Plants have a finite amount of energy that must be properly allocated to ensure growth and survival.
It’s been theorized that a plant under attack from leaf-eating insects will spend more of its fixed energy budget on defense, but as a result, growth is hindered and slows down.
Researchers from Michigan State University genetically modified a plant so that its defense systems were in constant overdrive and observed how this impacted growth.

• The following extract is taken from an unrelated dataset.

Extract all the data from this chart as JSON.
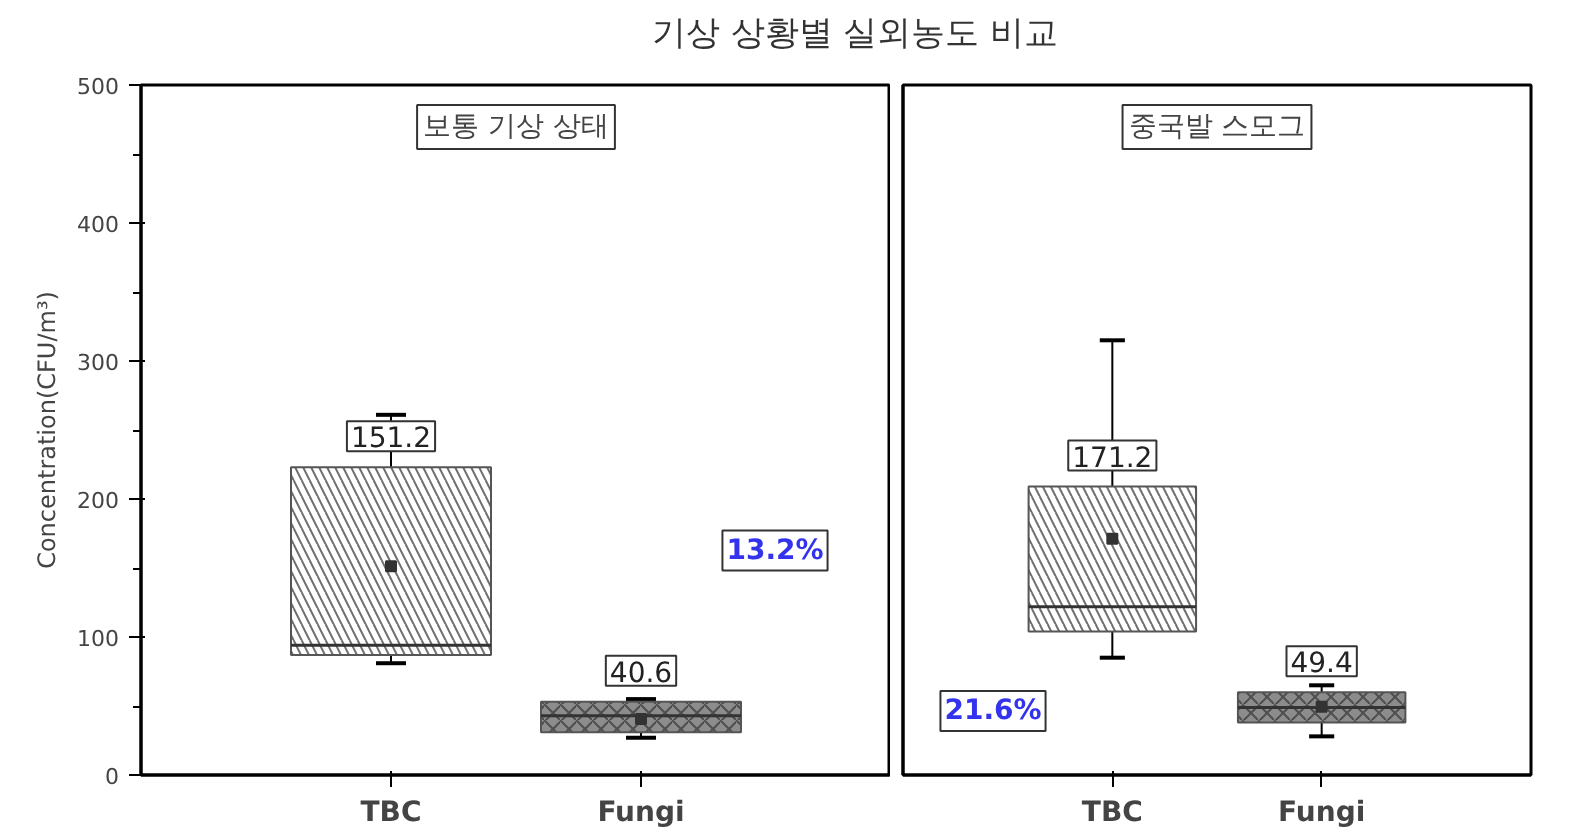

A study detailing the new research was published in the journal Proceedings of the National Academy of Sciences.
The growth-defense trade-off paradigm states that a plant will allocate resources where they are most needed despite the costs.
“Our study provides evidence that large investments in defense necessarily reduce the amount of resources that otherwise would be available for growth and reproductive fitness,” said Qiang Guo, a graduate student who was part of the study.
Plants under stress from herbivores will produce toxins to ward off plant-eating insects, but when those defenses are no longer needed, a plant will use repressor proteins called JAZ to shut down defense systems and preserve energy.
The researchers genetically bred a plant so that it was missing a large majority of its repressor JAZ proteins which caused the plant to be in constant defense mode.
“It kept producing defense compounds, even in the absence of threats. As expected, it showed high resistance to insects,” said Guo. “Unleashing this defense arsenal also provided protection against fungi that target plant tissues.”
Without the JAZ proteins, the researchers noticed that growth in the genetically bred plant slowed down drastically to compensate for the energy trade-off.
“They have a much slower growth rate compared to their wild type counterparts. We can literally see and measure the deficit in growth rate per day,” said Guo.
The plants in the study also produced one-third fewer seeds which germinated later than usual. The seeds were smaller and had less nutritional value than wild plant seeds, and the researchers discovered that photosynthesis didn’t play a part in the slowed growth rate.
“The mutated plant gets the same amount of energy compounds from photosynthesis as its wild, natural counterpart,” said Ian Major, a member of the research team. “However, it consumes more energy than usual. We think the plant is fueling the massive and constant production of defense compounds, which draws resources away from growth.”
Now, thanks to this study which took ten years in the making, researchers have a better understanding of how plants allocate resources and defend against different threats.
“Our conclusion is that JAZ proteins help plants grow and reproduce by taming their defenses when the threat of attack is low, which conserves energy,” said Major. “Depending on the severity of the threat, the JAZ proteins will dial up the defenses as needed, perhaps like a dimmable light switch.”